Holocaust

What are the long-term effects of persecution on the child survivors of the Nazi Holocaust, now living in Israel or elsewhere in the world? Born several years before or during the Second World War, they survived the persecution with neglect, separations, and losses during their early, most formative years. From earliest age on, they witnessed their parents’ helplessness in providing basic protection and safety. Many of these children survived by being separated from their parents, and by being put in the care of strangers. Children who had become orphans depended on the kindness of strangers and sometimes suffered custody arrangements not chosen for their best interests. All were confronted with the disasters the Holocaust brought upon their family and wider social network.

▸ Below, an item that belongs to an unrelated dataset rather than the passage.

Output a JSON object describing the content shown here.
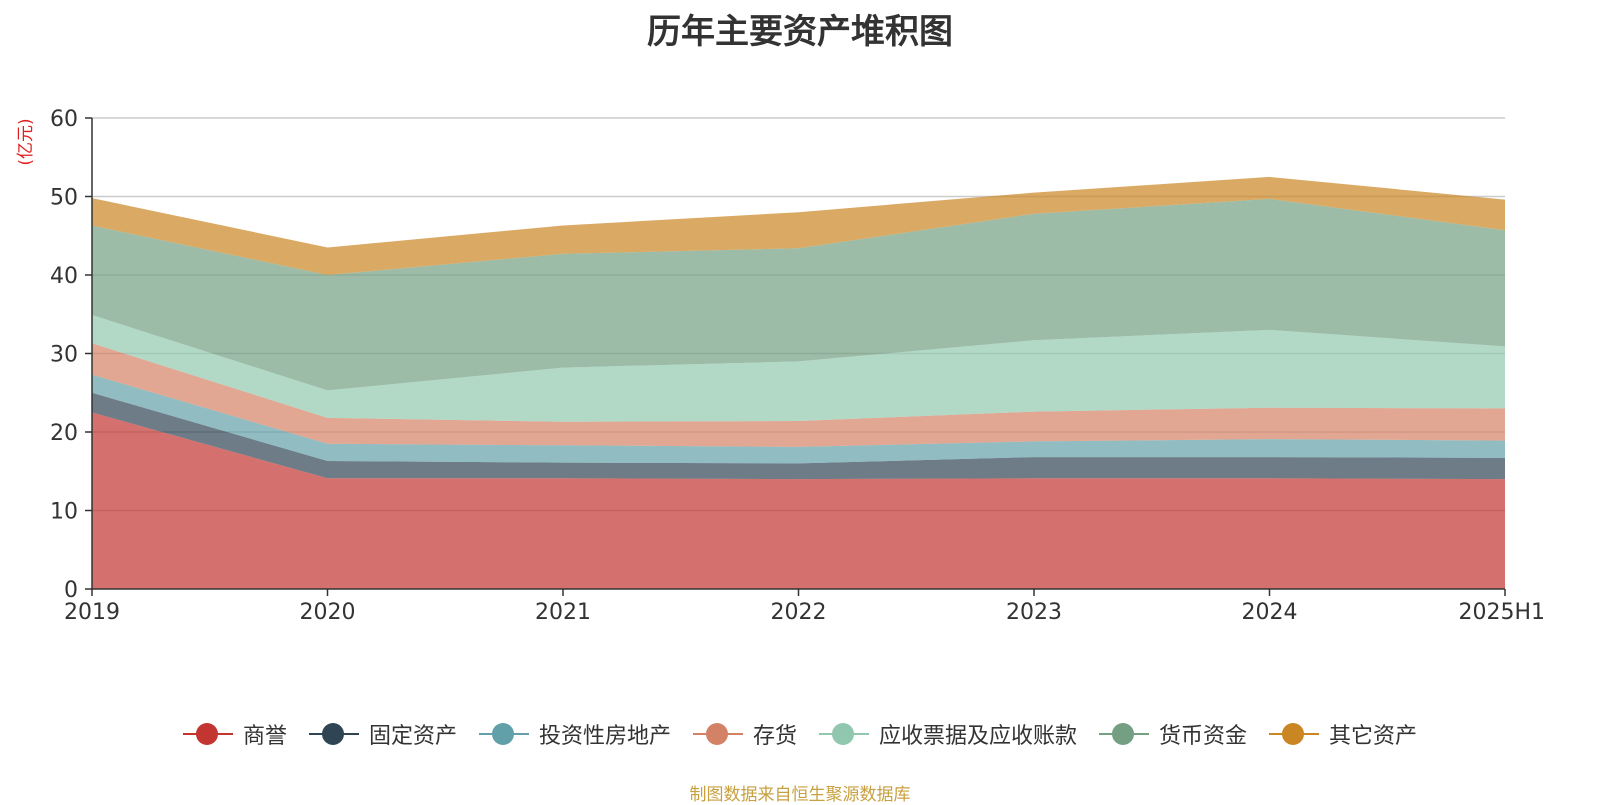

They had to readjust to even more separations and ever changing circumstances when being moved from country to country, before immigrating into Israel or other countries, to establish a new family life and to become parents and grandparents. Keilson (1992) coined the concept of ‘sequential traumatization’ to describe the impact of the Holocaust experience and its aftermath. Over the past three decades we conducted a series of empirical and meta-analytic studies on Holocaust traumatization and its impact on the first, second, and third generation, with emphasis on vulnerabilities as well as resiliencies of the survivors and their offspring.

Our research on the Holocaust should be taken as a lesson we might learn about the long-term consequences of early genocidal traumatization which is still happening in recent war zones arising from intractable conflicts between ethnic groups.